Quality assurance of large ontological systems such as SNOMED CT is an indispensable part of the terminology management lifecycle. We introduce a hybrid structural-lexical method for scalable and systematic discovery of missing hierarchical relations and concepts in SNOMED CT.
All non-lattice subgraphs (the structural part) in SNOMED CT are exhaustively extracted using a scalable MapReduce algorithm. Four lexical patterns (the lexical part) are identified among the extracted non-lattice subgraphs. Non-lattice subgraphs exhibiting such lexical patterns are often indicative of missing hierarchical relations or concepts. Each lexical pattern is associated with a potential specific type of error.
Applying the structural-lexical method to SNOMED CT (September 2015 US edition), we found 6801 non-lattice subgraphs that matched these lexical patterns, of which 2046 were amenable to visual inspection. We evaluated a random sample of 100 small subgraphs, of which 59 were reviewed in detail by domain experts. All the subgraphs reviewed contained errors confirmed by the experts. The most frequent type of error was missing is-a relations due to incomplete or inconsistent modeling of the concepts.

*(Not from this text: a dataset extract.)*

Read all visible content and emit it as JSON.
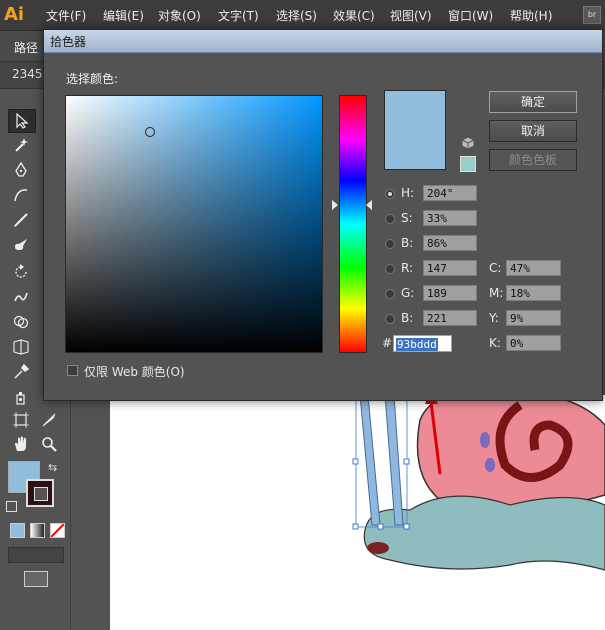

Our hybrid structural-lexical method is innovative and proved effective not only in detecting errors in SNOMED CT, but also in suggesting remediation for these errors.
诸如SNOMED CT这样的大型本体系统的质量保证是术语管理生命周期中不可或缺的一部分。我们引入一种混合结构-词汇方法,用于可扩展且系统地发现SNOMED CT中缺失的层次关系和概念。
使用可扩展的MapReduce算法详尽提取SNOMED CT中的所有非格点子图(结构部分)。在提取的非格点子图中识别出四种词汇模式(词汇部分)。呈现此类词汇模式的非格点子图通常表明存在缺失的层次关系或概念。每种词汇模式都与一种潜在的特定错误类型相关联。
将结构-词汇方法应用于SNOMED CT(2015年9月美国版),我们发现6801个与这些词汇模式匹配的非格点子图,其中2046个适合目视检查。我们评估了100个小子图的随机样本,其中59个由领域专家进行了详细审查。所有审查的子图都包含专家确认的错误。最常见的错误类型是由于概念建模不完整或不一致导致的缺失“是一个”关系。
我们的混合结构-词汇方法具有创新性,不仅在检测SNOMED CT中的错误方面有效,而且在为这些错误提出补救措施方面也有效。